O CONTRAVENTOR E O EX-MINISTRO
Impávido, Thomaz Bastos permaneceu ao lado de
Carlinhos Cachoeira durante toda a sessão da CPI
Na mesma semana, Thomaz Bastos apareceu junto a outros nove advogados
de réus do mensalão como signatário de um documento em que se dizem
preocupados com a onda de cobranças contra o Supremo Tribunal Federal no
caso. Temem que o julgamento seja inundado por seu caráter político e
se transforme num “juízo de exceção” e assim sugerem à corte um rito com
limite de sessões semanais. O fato de ter, em alguns casos, indicado,
em outros, ajudado a escolher a maioria dos atuais membros da Suprema
corte não parece constranger o ex-ministro. “Fui advogado por 45 anos
consecutivos, passei quatro anos no Ministério da Justiça, do qual saí
há seis anos”, disse Thomaz Bastos à ISTOÉ.

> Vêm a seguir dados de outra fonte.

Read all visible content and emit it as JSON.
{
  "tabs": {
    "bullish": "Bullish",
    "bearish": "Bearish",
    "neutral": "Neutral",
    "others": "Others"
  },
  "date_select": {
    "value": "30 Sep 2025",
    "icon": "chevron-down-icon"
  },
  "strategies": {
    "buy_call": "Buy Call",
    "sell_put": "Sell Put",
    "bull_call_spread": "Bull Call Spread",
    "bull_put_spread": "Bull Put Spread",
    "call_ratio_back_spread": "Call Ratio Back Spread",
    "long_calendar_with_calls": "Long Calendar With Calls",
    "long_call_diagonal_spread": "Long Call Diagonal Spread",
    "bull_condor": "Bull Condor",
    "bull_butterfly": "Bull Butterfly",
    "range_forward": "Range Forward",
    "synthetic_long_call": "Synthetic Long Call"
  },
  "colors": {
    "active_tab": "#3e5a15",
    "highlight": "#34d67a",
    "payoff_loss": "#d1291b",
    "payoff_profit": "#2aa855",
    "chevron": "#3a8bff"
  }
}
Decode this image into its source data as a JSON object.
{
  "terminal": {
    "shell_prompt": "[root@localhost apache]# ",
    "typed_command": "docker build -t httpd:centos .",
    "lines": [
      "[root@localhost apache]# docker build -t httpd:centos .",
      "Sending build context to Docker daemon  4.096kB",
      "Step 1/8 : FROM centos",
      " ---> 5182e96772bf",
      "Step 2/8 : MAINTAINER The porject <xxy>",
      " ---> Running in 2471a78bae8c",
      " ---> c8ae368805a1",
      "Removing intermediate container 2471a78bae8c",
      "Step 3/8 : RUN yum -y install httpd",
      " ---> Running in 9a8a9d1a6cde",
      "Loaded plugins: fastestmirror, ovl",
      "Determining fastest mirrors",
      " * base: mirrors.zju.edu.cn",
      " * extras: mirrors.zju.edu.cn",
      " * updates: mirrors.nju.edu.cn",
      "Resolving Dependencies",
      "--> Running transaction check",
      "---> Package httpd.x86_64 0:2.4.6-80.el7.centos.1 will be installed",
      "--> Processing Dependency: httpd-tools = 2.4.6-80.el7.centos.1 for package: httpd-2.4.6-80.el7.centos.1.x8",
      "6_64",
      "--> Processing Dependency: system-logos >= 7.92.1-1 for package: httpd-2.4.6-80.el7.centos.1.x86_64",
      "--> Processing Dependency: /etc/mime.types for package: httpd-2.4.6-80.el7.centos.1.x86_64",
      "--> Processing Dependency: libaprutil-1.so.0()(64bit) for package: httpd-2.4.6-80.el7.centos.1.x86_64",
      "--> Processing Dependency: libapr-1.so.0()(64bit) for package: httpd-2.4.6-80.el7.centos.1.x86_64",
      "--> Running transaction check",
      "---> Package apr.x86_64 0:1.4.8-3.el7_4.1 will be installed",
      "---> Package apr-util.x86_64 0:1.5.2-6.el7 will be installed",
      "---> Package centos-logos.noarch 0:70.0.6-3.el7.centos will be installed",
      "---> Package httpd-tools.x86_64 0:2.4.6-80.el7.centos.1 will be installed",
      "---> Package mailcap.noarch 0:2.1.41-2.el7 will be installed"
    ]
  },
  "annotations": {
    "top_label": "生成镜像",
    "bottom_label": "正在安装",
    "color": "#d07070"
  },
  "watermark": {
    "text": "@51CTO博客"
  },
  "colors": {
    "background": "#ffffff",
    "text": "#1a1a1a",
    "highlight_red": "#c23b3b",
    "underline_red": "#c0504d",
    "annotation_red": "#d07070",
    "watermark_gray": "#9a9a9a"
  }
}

O ex-ministro também negou que tenha entrado no caso Cachoeira por
orientação política e não fala em honorários – embora circule a
informação de que teria cobrado R$ 15 milhões, em três prestações
mensais, para defender o contraventor. A Polícia Federal e membros da
CPI suspeitam da origem dos recursos de Carlinhos Cachoeira. O líder do
PPS, Rubens Bueno, chegou a questionar, durante sessão da CPI em que
estava Thomaz Bastos, de onde vinha o dinheiro para custear a defesa,
pois, segundo a Receita, os rendimentos oficiais do bicheiro não
chegariam a R$ 200 mil.
CASO FRANCENILDO
Thomaz Bastos foi quem montou toda a estratégia
de defesa do ex-ministro da Fazenda Antônio Palocci
Não é de hoje que Thomaz Bastos se vê envolvido em casos rumorosos.
Ficou famoso seu auxílio, ainda como ministro, na defesa do então
ministro da Fazenda, Antônio Palocci, no escândalo da violação do sigilo
do caseiro Francenildo. Bastos também assessorou a montagem da defesa
de Delúbio Soares e Zé Dirceu no caso do mensalão. Até hoje, Thomaz
Bastos é consultado por Lula, que, quando presidente, o chamava ao
Palácio do Planalto até cinco vezes por dia. O advogado também deu
suporte jurídico à campanha de Dilma Rousseff à Presidência. Pela
ligação com o PT e Lula, Tomaz Bastos consolidou na esfera política uma
ampla e complexa rede de influências. Todas as indicações para a cúpula
do Judiciário, desde 2003, são atribuídas ao ex-ministro, ainda que
indiretamente. Quando Joaquim Barbosa foi indicado para o Supremo,
Thomaz Bastos ligou para ele em Los Angeles, avisando-o. O mesmo ocorreu
com Dias Toffoli, advogado do PT, que foi para o STF com as bênçãos do
ex-ministro. Toda essa influência no Judiciário alimenta especulações de
que os nomeados não teriam plena autonomia. A mesma impressão ocorre
dentro da Polícia Federal, órgão turbinado na gestão de Bastos. A equipe
de advogados coordenada por ele agora procura falhas processuais e
erros que possam ter sido cometidos pela PF na Operação Monte Carlo, que
prendeu Cachoeira. Para o líder do PSOL na Câmara, Chico Alencar (RJ),
não dá para ignorar essa contradição. “É lamentável que isso esteja
sendo feito e orquestrado por quem chefiou a Polícia Federal e sabe como
poucos como ela funciona”, diz Alencar.